Red Notice, la recensione del film Netflix

La recensione di Red Notice, il nuovo film con Dwayne Johnson

Per come sono stati costruiti negli anni i buddy movies, la continua rilettura che un nuovo film fornisce può essere utile per riscrivere la storia in termini contemporanei, ribaltando i clichè che sono alla base di canoni ormai datati. Per questo Red Notice (trailer) è un’occasione persa (ma probabilmente neanche cercata). Il nuovo film targato Netflix, diretto da Rawson Marshall Thurber, racconta le incredibili truffe perpetrate da Nolan Booth (Ryan Reynolds), il secondo migliore truffatore del mondo, che intralcia la strada di un profiler dell’FBI, John Hartley (Dwayne Johnson), entrambi sempre un passo indietro rispetto all’Alfiere (Gal Gadot), ovvero la migliore truffatrice del mondo.

Tre sono le uova d’oro che Antonio donò a Cleopatra come simbolo d’amore e, non più riunite da circa 2000 anni, sono ora l’ambito premio dei due truffatori: il compito dell’agente Hartley è quello di proteggerle. O meglio, di perderle e rincorrerle quando ormai neanche più la legge è dalla sua parte, costretto ad allearsi con Nolan fra le fredde celle di una russa Azkaban. In quello che è un giro del mondo in sicuramente meno di 80 giorni, ma comunque troppi, i due si esibiscono in rocambolesche acrobazie, impossibili inseguimenti, semi-ingegnosi piani e interminabili spiegoni.

Ora, quando su un poster si vedono affiancati questi tre nomi hollywoodiani si sa già cosa aspettarsi: capacità fisiche al limite del para-normale, esplosioni, battutacce e femminile fatalità. Quando le truffe sono implicate, si spera sempre nell’utilizzo di una scrittura che furbamente si destreggia nella creazione di situazioni impossibili, da cui si potrà uscire solo grazie all’intelligenza dei personaggi. A quanto pare, in Red Notice, sono tutti intelligenti anche se non ci viene mai detto il perché: non seguiamo i loro ragionamenti, che così tanto li aiutano ma che a livello di scrittura sembrano avventati e miracolosi deus ex machina.

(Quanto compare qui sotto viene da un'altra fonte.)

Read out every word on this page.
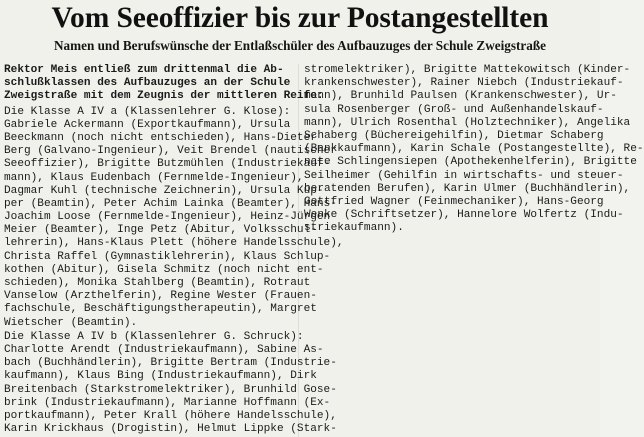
Vom Seeoffizier bis zur Postangestellten
Namen und Berufswünsche der Entlaßschüler des Aufbauzuges der Schule Zweigstraße
Rektor Meis entließ zum drittenmal die Ab-
schlußklassen des Aufbauzuges an der Schule
Zweigstraße mit dem Zeugnis der mittleren Reife:
Die Klasse A IV a (Klassenlehrer G. Klose):
Gabriele Ackermann (Exportkaufmann), Ursula
Beeckmann (noch nicht entschieden), Hans-Dieter
Berg (Galvano-Ingenieur), Veit Brendel (nautischer
Seeoffizier), Brigitte Butzmühlen (Industriekauf-
mann), Klaus Eudenbach (Fernmelde-Ingenieur),
Dagmar Kuhl (technische Zeichnerin), Ursula Küp-
per (Beamtin), Peter Achim Lainka (Beamter), Hans-
Joachim Loose (Fernmelde-Ingenieur), Heinz-Jürgen
Meier (Beamter), Inge Petz (Abitur, Volksschul-
lehrerin), Hans-Klaus Plett (höhere Handelsschule),
Christa Raffel (Gymnastiklehrerin), Klaus Schlup-
kothen (Abitur), Gisela Schmitz (noch nicht ent-
schieden), Monika Stahlberg (Beamtin), Rotraut
Vanselow (Arzthelferin), Regine Wester (Frauen-
fachschule, Beschäftigungstherapeutin), Margret
Wietscher (Beamtin).
Die Klasse A IV b (Klassenlehrer G. Schruck):
Charlotte Arendt (Industriekaufmann), Sabine As-
bach (Buchhändlerin), Brigitte Bertram (Industrie-
kaufmann), Klaus Bing (Industriekaufmann), Dirk
Breitenbach (Starkstromelektriker), Brunhild Gose-
brink (Industriekaufmann), Marianne Hoffmann (Ex-
portkaufmann), Peter Krall (höhere Handelsschule),
Karin Krickhaus (Drogistin), Helmut Lippke (Stark-
stromelektriker), Brigitte Mattekowitsch (Kinder-
krankenschwester), Rainer Niebch (Industriekauf-
mann), Brunhild Paulsen (Krankenschwester), Ur-
sula Rosenberger (Groß- und Außenhandelskauf-
mann), Ulrich Rosenthal (Holztechniker), Angelika
Schaberg (Büchereigehilfin), Dietmar Schaberg
(Bankkaufmann), Karin Schale (Postangestellte), Re-
nate Schlingensiepen (Apothekenhelferin), Brigitte
Seilheimer (Gehilfin in wirtschafts- und steuer-
beratenden Berufen), Karin Ulmer (Buchhändlerin),
Gottfried Wagner (Feinmechaniker), Hans-Georg
Wenke (Schriftsetzer), Hannelore Wolfertz (Indu-
striekaufmann).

In una narrativa ormai trita e ritrita, secondo cui gli uomini sono capaci di empatizzare fra di loro solo quando la loro infanzia è stata tragicamente intaccata (questa volta da padri freddi e distaccati), i personaggi continuano costantemente a spiegare quello che stanno facendo mentre lo fanno, prima di farlo o appena l’hanno fatto. La comicità si limita alla sola figura di Ryan Reynolds, che quantomeno riesce a creare un’illusione di intrattenimento, con il continuo utilizzo però di pratiche memistiche che a lungo andare potranno forse diventare indigeste (ma speriamo di no).

Per quanto possa essere divertente assistere ad assurdi inseguimenti in luoghi che non ne hanno mai visti prima (come Castel Sant’Angelo a Roma), il film sembra essere costruito attorno a battute pensate en passant ed insieme forzatamente incastrate, il cui unico lascito è la paura generata dal pensiero di quanto possa essere corrosiva una lattina di Coca Cola.